O livro "Aves Brasileiras e Plantas que as Atraem" é um clássico da ornitologia. Seu autor é o engenheiro industrial Dalgas Frisch, paulistano, filho de dinamarqueses, dedicado e competente estudioso dos pássaros. Sob sua orientação, os ensinamentos da obra têm sido colocados em prática, com sucesso, pela Usina São Martinho: em suas terras, nas regiões de Ribeirão Preto e Piracicaba, no interior do Estado de São Paulo, cerca de 1,6 milhão de árvores frutíferas mantêm as áreas povoadas de pássaros. A goiabeira, por exemplo, seduz o sabiá e o sanhaço, enquanto os periquitos não resistem aos encantos da palmeira jerivá. O trabalho da usina indica a viabilidade da produção sustentável, evidenciando que o devido manejo dos ecossistemas possibilita a preservação da flora e da fauna, em harmonia com o agronegócio.
Ações desse tipo podem ser uma reposta à ameaça indicada no novíssimo estudo da Convenção das Nações Unidas para Combate à Desertificação (Unccd). O relatório alerta que, até 2050, o mundo perderá 50% das áreas destinadas à agropecuária, caso não se adotem providências capazes de os manter vivos e produtivos. Como se não bastasse o risco ambiental e o impacto na produção de alimentos, o documento observa que a desertificação também aumenta a emissão de gás carbônico, somando-se às causas do aquecimento global. É um círculo vicioso!
Em paralelo, alguns países sem as mesmas condições brasileiras buscam transformar alimento em biocombustíveis, como ocorre nos Estados Unidos com a produção de etanol de milho, algo realmente incongruente com a realidade e as necessidades da humanidade. Tudo conspira contra a produção de comida. O quadro sobre as conseqüências fica mais claro se observado o que indica relatório do Banco Mundial (Bird): 74% dos pobres no mundo dependem da agricultura.
Nesse preocupante cenário, o Brasil tem excelente oportunidade de obter imensa vantagem competitiva, consolidando-se como o maior fornecedor de alimentos para o mercado internacional. Basta fazer, com empenho e eficácia, a lição de casa de preservar e impedir a desertificação em sua fabulosa área agricultável, a maior do mundo, que cobre 235,1 milhões de hectares.
É importante lembrar que, em 2004, foi lançado o Plano Nacional de Combate à Desertificação (PAN), com o anúncio de numerosas ações. Contudo, o cumprimento do programa não parece ser eficiente, pois a área total de desertificação no País aumentou de 900 mil quilômetros quadrados, em 2003, para 1,3 milhão de quilômetros quadrados, em 2007. Isto equivale a 15,7% do território nacional. Segundo o próprio Ministério do Meio Ambiente, se essa degradação não for contida, as regiões semi-áridas do Brasil podem transformar-se em áridas ou semidesérticas, num prazo de 60 anos.
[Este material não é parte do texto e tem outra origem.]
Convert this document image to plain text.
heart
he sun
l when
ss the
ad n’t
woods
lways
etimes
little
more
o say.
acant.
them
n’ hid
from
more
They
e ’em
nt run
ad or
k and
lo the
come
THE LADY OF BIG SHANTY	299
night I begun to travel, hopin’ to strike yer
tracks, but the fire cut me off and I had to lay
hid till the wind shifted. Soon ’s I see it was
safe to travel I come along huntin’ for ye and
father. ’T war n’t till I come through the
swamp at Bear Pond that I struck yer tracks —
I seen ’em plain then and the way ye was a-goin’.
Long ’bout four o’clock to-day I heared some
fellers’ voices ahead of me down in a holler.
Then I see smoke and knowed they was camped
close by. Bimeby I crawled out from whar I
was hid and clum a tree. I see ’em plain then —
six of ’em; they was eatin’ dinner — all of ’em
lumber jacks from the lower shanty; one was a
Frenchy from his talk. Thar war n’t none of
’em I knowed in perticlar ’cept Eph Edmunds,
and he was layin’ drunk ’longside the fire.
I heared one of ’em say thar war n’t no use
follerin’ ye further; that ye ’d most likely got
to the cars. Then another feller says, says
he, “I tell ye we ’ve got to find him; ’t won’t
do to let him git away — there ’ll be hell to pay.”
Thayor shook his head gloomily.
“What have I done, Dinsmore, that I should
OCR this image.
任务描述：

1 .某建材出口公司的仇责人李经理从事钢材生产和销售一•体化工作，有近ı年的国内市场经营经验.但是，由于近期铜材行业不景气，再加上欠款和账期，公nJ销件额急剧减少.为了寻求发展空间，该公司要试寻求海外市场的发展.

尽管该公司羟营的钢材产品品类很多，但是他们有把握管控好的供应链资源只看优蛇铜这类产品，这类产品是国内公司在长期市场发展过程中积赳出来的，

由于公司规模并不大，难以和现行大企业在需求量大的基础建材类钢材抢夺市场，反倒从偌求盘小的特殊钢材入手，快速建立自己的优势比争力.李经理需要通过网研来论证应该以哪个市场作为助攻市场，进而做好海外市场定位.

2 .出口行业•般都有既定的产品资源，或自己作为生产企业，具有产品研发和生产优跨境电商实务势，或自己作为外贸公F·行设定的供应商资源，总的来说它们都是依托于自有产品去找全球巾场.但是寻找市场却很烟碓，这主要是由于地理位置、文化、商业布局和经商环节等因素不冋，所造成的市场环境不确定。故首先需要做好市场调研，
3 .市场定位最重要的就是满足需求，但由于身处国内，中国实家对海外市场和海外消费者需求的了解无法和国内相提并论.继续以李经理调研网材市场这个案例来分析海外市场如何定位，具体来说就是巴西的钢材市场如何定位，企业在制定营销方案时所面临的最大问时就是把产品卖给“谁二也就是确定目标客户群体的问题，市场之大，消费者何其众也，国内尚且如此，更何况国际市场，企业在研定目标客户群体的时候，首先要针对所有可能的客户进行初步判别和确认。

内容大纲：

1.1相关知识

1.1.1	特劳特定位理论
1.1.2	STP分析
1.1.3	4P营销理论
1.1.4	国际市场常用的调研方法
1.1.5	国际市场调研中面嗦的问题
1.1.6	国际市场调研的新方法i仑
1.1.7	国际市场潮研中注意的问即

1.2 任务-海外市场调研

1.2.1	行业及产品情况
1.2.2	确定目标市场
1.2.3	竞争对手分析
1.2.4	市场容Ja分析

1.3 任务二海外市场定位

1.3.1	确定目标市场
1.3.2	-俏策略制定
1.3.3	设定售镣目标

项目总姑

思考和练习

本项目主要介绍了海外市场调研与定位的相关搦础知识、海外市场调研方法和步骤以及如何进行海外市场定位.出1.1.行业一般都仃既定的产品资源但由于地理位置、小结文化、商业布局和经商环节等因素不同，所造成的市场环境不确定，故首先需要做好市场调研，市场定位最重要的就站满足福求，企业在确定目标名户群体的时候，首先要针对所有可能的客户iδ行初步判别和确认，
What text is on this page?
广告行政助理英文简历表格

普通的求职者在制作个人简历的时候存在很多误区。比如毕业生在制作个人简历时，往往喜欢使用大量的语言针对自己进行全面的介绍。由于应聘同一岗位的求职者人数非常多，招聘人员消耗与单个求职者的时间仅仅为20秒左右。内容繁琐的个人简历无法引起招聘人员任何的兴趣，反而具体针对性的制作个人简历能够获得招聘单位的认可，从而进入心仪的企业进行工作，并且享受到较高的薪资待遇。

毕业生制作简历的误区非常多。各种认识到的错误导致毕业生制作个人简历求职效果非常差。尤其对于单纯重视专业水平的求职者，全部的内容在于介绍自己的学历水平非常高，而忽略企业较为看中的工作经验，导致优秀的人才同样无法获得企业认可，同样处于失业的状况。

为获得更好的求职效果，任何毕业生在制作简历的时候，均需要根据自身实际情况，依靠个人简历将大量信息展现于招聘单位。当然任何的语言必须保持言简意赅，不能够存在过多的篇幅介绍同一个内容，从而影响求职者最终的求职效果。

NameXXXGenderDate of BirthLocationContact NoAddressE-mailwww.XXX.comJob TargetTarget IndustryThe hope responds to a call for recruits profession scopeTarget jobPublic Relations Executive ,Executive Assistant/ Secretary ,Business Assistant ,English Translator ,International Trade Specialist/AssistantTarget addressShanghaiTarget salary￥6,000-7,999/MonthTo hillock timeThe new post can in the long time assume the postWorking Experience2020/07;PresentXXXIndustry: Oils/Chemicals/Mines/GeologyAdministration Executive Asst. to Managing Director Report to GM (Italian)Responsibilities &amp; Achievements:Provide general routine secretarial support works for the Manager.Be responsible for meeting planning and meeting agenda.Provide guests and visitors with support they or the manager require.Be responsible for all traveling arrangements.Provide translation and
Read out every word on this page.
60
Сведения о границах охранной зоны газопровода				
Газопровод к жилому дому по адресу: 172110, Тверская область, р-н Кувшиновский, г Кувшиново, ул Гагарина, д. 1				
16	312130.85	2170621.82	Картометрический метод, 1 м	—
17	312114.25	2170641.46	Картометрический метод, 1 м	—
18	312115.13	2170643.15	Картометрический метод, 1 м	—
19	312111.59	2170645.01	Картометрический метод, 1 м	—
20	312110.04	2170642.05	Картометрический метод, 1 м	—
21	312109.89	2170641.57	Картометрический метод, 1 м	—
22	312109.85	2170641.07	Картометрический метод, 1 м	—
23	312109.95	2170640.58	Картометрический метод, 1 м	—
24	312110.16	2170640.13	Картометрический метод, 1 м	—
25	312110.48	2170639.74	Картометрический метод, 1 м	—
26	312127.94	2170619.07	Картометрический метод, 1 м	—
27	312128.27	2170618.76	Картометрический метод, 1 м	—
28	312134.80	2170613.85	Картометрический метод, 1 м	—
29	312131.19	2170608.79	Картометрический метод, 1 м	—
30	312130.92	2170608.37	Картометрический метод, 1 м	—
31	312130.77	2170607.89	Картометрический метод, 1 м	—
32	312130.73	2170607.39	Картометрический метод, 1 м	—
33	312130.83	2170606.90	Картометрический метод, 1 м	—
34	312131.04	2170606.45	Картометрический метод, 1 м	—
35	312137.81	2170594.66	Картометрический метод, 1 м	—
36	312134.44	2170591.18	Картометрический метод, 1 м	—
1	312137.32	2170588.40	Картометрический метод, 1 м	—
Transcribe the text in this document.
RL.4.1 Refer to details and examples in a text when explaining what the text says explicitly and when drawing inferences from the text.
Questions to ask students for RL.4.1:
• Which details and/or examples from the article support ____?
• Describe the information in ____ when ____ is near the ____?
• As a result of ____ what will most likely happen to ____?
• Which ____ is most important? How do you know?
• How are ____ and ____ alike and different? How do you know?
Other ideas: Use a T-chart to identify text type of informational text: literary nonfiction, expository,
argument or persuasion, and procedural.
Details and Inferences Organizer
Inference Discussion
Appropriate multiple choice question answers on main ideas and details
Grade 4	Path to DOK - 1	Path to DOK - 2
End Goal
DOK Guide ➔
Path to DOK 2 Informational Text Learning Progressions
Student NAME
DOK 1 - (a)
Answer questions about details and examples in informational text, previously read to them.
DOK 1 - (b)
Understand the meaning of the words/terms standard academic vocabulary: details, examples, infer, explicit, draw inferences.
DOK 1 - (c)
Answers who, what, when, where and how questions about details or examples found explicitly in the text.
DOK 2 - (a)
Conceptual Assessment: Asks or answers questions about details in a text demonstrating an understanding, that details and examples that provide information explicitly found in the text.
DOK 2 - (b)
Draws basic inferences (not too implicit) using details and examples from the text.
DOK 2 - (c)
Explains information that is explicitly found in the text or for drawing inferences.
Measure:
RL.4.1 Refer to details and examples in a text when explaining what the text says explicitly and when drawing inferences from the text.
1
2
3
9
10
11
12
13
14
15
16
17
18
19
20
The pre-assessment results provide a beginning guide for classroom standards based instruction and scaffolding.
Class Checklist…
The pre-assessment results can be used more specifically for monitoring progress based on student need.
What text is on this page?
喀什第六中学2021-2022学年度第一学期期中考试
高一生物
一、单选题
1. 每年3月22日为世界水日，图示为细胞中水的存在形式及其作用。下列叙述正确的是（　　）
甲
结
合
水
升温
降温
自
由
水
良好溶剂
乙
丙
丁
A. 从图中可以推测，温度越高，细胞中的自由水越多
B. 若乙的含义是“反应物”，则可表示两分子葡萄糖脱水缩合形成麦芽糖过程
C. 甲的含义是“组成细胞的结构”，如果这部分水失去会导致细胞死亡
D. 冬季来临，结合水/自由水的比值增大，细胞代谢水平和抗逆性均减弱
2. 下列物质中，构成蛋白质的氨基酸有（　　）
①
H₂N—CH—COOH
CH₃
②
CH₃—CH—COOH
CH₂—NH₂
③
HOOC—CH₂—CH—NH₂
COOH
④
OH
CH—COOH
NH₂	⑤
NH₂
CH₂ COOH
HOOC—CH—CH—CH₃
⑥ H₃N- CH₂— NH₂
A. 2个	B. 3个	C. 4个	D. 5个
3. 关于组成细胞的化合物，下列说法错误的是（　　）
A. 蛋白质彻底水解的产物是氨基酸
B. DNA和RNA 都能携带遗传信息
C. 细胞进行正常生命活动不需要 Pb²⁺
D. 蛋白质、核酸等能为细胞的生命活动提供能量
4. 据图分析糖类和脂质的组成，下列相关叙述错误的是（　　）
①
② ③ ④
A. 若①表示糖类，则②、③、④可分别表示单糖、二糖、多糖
Da mesma forma, as regiões subúmidas secas irão transformar-se em semi-áridas e serão as que mais sofrerão os impactos do aquecimento global no Brasil. Essa superfície mais ameaçada corresponde ao Semi-Árido, que reúne todos os estados do Nordeste e Minas Gerais, e a uma área subúmida seca, que compreende o Espírito Santo. No Pampa sulino também já se observam sintomas preocupantes.
O Brasil tem todas as condições de recuperar as áreas degradadas e mais ainda de se dedicar a uma irreversível agropecuária desenvolvida sob os critérios da sustentabilidade. Tudo continua favorável ao País e dos diferenciais competitivos que lhe proporcionam o seu imenso território e a natureza abundante. É perfeitamente factível tirar da terra os alimentos e os biocombustíveis de que o mundo precisa e preservá-la, utilizando de modo inteligente e responsável os recursos hídricos, minerais e geológicos. Nesse processo, têm especial papel a pesquisa e a inovação, considerando que o aumento da produtividade é outro fator exponencial para o adequado manejo da terra e para conciliar produção com preservação.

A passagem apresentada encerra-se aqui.